Ce qui rend chaque passé humain unique dans Dark City, ce n’est donc pas l’histoire à raconter mais la capacité à se la raconter avec le cœur. Le dernier dialogue entre Murdoch et l’un de ses ennemis alien, M. Hand, explicite cette douce conclusion. John lui explique que ce n’est pas dans la tête qu’il arrivera à trouver l’essence de l’homme, sans pour autant lui indiquer où chercher. La réponse est en effet suffisamment évidente. C’est du côté du cœur qu’il faut fouiller et ce sont les émotions qui permettent d’être ce que l’on est. Proust l’écrivait déjà dans La Recherche : « nos souvenirs nous habitent et cela même s’il nous manque parfois la faculté de nous en rappeler ». Ils sont là, imprécis et brumeux, et les émotions qu’ils nous restent toujours nous forgent.

John Murdoch, ainsi, a beau être amnésique, il est capable de créer grâce à un pouvoir de psychokinèse (une capacité télékinétique à déformer la matière) appelé « tune » en version originale et très joliment traduit « harmoniser » en français. Le lien à la musique rajoute de la pluralité à cette œuvre et l’idée que l’harmonie artistique peut être atteinte seulement d’instinct est d’autant plus superbe. Hors des cadres théoriques glaciaux instaurés par les aliens, John Murdoch parvient à vaincre ses ennemis parce que sa création venant du cœur, issue de la pure imagination, ne peut que vaincre le pastiche.

À la fin, il recrée la mer, celle que ses souvenirs évasifs n’arrivaient pas à parfaitement figurer. Ce n’est pas réellement l’océan qu’il a retissé mais l’émotion même du lieu, un sentiment de liberté, de bonheur et d’amour.

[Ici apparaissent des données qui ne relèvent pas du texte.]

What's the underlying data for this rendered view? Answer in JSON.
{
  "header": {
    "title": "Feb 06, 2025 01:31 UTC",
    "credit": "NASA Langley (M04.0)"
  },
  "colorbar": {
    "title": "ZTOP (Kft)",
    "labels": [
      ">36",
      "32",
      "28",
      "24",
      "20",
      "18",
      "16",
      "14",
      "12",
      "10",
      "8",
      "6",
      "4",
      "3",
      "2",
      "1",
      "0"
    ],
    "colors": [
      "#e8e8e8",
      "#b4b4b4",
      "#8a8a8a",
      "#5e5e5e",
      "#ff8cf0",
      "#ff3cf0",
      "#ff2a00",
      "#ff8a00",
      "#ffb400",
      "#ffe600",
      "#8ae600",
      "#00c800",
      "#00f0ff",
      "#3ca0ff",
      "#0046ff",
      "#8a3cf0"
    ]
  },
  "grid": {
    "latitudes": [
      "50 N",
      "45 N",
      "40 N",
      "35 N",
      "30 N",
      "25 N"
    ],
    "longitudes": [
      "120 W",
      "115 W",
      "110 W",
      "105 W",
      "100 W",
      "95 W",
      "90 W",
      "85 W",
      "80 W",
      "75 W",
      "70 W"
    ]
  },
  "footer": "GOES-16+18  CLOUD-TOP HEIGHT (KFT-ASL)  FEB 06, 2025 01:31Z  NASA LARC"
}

Les contours de nos souvenirs n’ont pas à être parfaits, c’est le sentiment qu’ils invoquent qui devient l’essence même de notre création. Je ne me souvenais pas de Dark City, et pourtant je sais qu’il est à la source de mes réflexions sur la réalité, qu’il a architecturé les univers noirâtres que j’ai créé, qu’il a inspiré mon esprit romantique, et créé mon exigence en science-fiction. J’ai presque hâte de « l’oublier » à nouveau.